Gibberish 5 Elements: The Five Element game done while only speaking gibberish.

Silent 5 Element: The Five Element game done in silence (no sound effects.)

Practice Games

Expand and Advance

A game emphasizing the importance of expanding as well as advancing.

Rules:

Get two or three players up to do a scene. At certain points in the scene, the director will call out “Expand” or “Advance”. When “Expand” is called out, the players have to expand on the details of the action or idea that they are currently exploring. With dialogue and action, they can reveal details about the current beat. They can explore how they are affected by what is happening, reveal stakes, be descriptive of the environment, anything that enriches the current moment and does not forward the narrative.

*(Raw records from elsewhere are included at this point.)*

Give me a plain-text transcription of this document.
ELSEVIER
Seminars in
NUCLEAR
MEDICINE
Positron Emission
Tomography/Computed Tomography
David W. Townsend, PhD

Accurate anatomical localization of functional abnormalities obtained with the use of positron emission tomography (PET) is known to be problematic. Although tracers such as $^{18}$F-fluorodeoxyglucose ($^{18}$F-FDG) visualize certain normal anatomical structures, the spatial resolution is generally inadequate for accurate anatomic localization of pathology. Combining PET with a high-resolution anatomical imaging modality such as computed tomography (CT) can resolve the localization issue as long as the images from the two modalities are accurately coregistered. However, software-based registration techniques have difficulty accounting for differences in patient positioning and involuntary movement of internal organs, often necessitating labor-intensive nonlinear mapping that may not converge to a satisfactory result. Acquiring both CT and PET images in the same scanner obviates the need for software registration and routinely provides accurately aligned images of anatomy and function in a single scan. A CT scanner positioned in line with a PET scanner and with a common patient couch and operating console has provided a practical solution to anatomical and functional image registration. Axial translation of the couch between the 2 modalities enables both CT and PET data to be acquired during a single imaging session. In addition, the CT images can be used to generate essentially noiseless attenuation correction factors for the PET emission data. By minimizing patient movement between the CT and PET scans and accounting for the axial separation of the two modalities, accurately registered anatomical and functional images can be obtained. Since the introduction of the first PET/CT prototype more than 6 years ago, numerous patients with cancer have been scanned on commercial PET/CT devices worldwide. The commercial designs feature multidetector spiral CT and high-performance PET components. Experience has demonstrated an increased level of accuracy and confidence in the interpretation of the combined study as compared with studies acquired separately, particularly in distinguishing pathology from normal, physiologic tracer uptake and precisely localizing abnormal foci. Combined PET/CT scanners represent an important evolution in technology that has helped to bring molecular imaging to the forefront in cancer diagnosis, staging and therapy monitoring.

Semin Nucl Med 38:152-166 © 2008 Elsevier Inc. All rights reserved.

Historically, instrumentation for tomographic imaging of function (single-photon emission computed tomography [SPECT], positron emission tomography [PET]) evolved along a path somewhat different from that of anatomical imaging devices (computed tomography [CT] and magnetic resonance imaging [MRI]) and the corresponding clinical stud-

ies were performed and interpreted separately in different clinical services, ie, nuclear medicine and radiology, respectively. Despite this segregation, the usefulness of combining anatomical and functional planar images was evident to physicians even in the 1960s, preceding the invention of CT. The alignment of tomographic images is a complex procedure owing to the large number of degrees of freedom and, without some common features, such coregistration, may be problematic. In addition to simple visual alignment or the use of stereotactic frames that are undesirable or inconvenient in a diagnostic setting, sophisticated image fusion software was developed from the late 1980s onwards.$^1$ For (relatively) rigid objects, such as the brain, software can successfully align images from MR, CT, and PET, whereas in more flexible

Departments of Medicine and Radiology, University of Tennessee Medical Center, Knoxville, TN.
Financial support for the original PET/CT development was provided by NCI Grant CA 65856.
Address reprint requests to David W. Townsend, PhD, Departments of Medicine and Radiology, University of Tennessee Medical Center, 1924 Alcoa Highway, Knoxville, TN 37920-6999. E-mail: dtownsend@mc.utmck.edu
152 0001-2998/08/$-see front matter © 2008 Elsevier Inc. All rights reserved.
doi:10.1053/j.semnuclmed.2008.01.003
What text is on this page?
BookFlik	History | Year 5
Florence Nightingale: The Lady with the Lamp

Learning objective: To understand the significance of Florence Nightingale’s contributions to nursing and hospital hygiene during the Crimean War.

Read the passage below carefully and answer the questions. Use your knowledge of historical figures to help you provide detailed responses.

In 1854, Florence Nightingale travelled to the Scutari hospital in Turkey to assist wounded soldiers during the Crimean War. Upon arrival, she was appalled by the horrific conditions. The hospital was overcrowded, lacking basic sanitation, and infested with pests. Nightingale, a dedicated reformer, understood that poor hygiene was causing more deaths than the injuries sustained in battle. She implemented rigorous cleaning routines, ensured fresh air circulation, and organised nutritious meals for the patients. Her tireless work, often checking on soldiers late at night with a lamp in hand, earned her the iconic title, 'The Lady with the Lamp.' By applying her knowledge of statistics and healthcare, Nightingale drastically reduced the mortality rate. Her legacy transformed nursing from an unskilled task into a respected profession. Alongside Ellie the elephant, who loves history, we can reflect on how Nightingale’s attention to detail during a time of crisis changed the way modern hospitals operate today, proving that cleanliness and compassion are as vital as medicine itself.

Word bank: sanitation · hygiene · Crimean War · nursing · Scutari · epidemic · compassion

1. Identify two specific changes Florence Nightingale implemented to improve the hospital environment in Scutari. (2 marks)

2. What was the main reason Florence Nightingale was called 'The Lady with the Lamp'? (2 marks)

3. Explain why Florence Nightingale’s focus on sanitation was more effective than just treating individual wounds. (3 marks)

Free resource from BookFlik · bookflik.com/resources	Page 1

When “Advance” is called, the players can then move to the next unit of action in the scene. They can allow changes to happen that force the characters to move on from what they have been exploring and take action.

Objectives:

This games gives players a sense of how much to expand on beats before moving the story forward. They will experience the balance between the two important and connected concepts of expanding and advancing.

Comments:

As the director, you can try to call out expand and advance when you think it is appropriate, or you can try experimenting and challenging the players to expand on moments they would normally gloss over. Just remind the students that the game is an exercise and in practice, they should find the moments to expand and advance organically.

Adaptations:

You can also try this game as a monologue exercise.

 

In a… With a…

Rules:

Improvisors get audience suggestions to fill in the blanks IN A _____ WITH A _____ (WHILE_____). Scene does not necessarily begin with the suggestions,but may move toward that moment.Or it may begin at the suggestion and proceed wherever it might.

Objectives:

To improvise and justify a complete scene within the rules of the game.

Comments:

Let the scene evolve directly from the suggestions. There’s no need to invent: each suggestion contains a wealth of potential material. When working with more than one suggestion it’s a good idea to “marry” the suggestions, bringing them together in some way to help the scene find its resolution.

Adaptations:

Single blank, or any two of the three.